Bretagne, a le bois. La forêt est barbare.

La configuration du sol conseille à l'homme beaucoup d'actions. Elle est complice, plus qu'on ne croit. En
présence de certains paysages féroces, on est tenté d'exonérer l'homme et d'incriminer la création ; on

sent une sourde provocation de la nature ; le désert est parfois malsain à la conscience, surtout à la

conscience peu éclairée ; la conscience peut être géante, cela fait Socrate et Jésus ; elle peut être naine,

cela fait Atrée et Judas. La conscience petite est vite reptile ; les futaies crépusculaires, les ronces, les

épines, les marais sous les branches, sont une fatale fréquentation pour elle ; elle subit là la mystérieuse

infiltration des persuasions mauvaises. Les illusions d'optique, les mirages inexpliqués, les effarements

d'heure ou de lieu, jettent l'homme dans cette sorte d'effroi, demi-religieux, demi-bestial, qui engendre,

en temps ordinaires, la superstition, et dans les époques violentes, la brutalité. Les hallucinations tiennent

la torche qui éclaire le chemin du meurtre. Il y a du vertige dans le brigand. La prodigieuse nature a un

double sens qui éblouit les grands esprits et aveugle les âmes fauves. Quand l'homme est ignorant, quand

le désert est visionnaire, l'obscurité de la solitude s'ajoute à l'obscurité de l'intelligence ; de là dans

l'homme des ouvertures d'abîmes.

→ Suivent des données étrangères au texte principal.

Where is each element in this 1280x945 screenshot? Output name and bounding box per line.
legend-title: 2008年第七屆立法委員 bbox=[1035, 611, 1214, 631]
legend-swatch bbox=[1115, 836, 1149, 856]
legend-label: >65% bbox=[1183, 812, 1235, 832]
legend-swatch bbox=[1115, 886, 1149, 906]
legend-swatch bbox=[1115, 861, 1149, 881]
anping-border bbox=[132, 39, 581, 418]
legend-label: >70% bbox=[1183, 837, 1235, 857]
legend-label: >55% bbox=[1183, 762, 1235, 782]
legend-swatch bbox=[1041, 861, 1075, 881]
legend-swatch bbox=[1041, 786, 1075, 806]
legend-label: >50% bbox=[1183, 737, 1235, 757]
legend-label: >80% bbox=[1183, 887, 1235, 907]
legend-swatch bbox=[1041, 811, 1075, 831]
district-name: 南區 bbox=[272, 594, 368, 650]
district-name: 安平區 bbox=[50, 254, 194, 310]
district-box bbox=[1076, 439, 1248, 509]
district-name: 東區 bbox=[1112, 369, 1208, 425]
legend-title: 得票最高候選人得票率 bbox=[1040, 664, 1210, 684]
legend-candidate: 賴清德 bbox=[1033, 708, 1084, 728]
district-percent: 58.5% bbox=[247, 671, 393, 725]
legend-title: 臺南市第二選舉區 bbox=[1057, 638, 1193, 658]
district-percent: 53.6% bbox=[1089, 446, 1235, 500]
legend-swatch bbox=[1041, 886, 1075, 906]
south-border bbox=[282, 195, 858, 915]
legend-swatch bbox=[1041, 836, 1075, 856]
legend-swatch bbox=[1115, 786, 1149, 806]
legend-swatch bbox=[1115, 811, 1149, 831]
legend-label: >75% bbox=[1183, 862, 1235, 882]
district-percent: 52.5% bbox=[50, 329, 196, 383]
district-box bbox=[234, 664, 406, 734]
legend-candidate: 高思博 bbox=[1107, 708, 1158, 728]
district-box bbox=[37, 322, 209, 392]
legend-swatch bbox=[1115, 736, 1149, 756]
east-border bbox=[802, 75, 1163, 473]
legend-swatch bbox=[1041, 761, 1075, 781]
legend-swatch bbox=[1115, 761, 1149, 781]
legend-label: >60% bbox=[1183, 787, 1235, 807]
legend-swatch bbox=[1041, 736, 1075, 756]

De certains rochers, de certains ravins, de certains taillis, de certaines

claires-voies farouches du soir à travers les arbres, poussent l'homme aux actions folles et atroces. On

pourrait presque dire qu'il y a des lieux scélérats.

Que de choses tragiques a vues la sombre colline qui est entre Baignon et Plélan.

Les vastes horizons conduisent l'âme aux idées générales ; les horizons circonscrits engendrent les idées
partielles ; ce qui condamne quelquefois de grands coeurs à être de petits esprits: témoin Jean Chouan.

Les idées générales haïes par les idées partielles, c'est là la lutte même du progrès.

Pays, Patrie, ces deux mots résument toute la guerre de Vendée ; querelle de l'idée locale contre l'idée
universelle ; paysans contre patriotes.